この手紙は、AD1世紀後期もしくは2世紀の初頭に書かれた。当時、初代教会は何をもって人を真の神の子とするか定めようとしていた。偽りの教師たちは、イエスは人間のように見えるが純然たる霊的な存在だと説いた。そして肉体のレベルを超える事柄を理解できない人のために掟があると教えた。そして、自分たちは霊的に新しく生まれ変わっているので、罪を犯すことが不可能だと主張し、告白も悔い改める必要もないと言った。

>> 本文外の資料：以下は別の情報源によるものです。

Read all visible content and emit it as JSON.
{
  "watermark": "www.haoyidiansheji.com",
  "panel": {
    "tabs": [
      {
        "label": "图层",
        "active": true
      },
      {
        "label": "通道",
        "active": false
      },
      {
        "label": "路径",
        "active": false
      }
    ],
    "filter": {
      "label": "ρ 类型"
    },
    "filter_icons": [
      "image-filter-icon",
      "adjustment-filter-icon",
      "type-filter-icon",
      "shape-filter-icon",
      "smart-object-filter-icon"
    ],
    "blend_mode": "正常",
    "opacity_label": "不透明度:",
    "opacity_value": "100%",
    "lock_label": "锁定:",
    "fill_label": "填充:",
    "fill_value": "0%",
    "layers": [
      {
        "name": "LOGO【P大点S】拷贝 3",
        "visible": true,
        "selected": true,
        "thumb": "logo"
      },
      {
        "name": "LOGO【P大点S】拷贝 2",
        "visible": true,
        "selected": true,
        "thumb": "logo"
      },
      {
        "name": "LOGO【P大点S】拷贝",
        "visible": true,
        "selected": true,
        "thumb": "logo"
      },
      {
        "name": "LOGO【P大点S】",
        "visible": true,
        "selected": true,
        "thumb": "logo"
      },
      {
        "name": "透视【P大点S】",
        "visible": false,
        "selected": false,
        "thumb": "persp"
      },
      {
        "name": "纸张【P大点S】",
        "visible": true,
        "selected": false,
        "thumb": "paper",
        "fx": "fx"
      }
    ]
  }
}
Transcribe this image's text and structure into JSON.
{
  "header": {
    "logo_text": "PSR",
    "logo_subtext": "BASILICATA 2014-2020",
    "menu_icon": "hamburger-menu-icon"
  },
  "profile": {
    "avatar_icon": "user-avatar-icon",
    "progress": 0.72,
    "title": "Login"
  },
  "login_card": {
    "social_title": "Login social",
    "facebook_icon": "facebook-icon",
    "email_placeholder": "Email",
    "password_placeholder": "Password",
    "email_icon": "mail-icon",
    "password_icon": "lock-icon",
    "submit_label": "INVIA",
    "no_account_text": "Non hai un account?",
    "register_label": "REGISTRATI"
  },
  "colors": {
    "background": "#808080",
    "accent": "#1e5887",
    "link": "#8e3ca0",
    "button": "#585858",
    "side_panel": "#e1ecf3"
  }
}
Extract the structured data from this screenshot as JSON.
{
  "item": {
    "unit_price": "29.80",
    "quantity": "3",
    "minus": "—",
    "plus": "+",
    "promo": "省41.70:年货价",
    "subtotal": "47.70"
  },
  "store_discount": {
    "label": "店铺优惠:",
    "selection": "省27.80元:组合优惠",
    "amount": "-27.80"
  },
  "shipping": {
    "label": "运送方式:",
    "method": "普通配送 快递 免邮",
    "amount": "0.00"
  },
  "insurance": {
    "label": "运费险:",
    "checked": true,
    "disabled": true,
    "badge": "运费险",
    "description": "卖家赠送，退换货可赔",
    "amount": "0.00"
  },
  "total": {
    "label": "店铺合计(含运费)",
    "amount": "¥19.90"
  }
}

ヨハネは「あなたがたはキリストの愛のうちにとどまりなさい」と説いた。兄弟を愛し、隣人を自分のように愛すること、それは自分に敵対する人をも愛して行くことだと。主イエスは「自分を愛してくれる人を愛したところで何の報いがあろうか。(マタイ書5章)」と山上の説教で説かれている。

ヨハネ自身も、教会を去っていった人々を「もともと仲間でなかった」と責め、「御子を認めない者は誰も、御父に結ばれていません。」と結論付けている。彼も、彼らを許すことが出来なかった。愛は限界を持ち、無理に愛そうとすればそれは偽善に繋がってしまう。

森下牧師は「けれども、ここでは『死に至る罪』を犯している者のことより、『死に至らない罪を犯している兄弟』のための祈りが命じられます。救いを拒むまではいかないけれど、疑いを持ち、躊躇い、嘆き、心を閉ざしている兄弟のために。彼らはまだ、神様のもとにある命へ戻れるのです。だからこそ、その兄弟のために祈りが必要です。」と結ばれている。

「教会を去っていった人々は、主イエスが人であることを認めることが出来なかった。人ゆえに死の恐怖と戦われ、人ゆえに栄光を求める自己と戦われた。私たちと同じ苦しみを苦しまれた。ゆえにこの方は救い主なのです。」とT牧師は説かれた。

確信が持てなくなり、少しの間教会を離れてしまっていた日々、誰かが自分のために祈り続けてくれていたのだと今更ながらに知る。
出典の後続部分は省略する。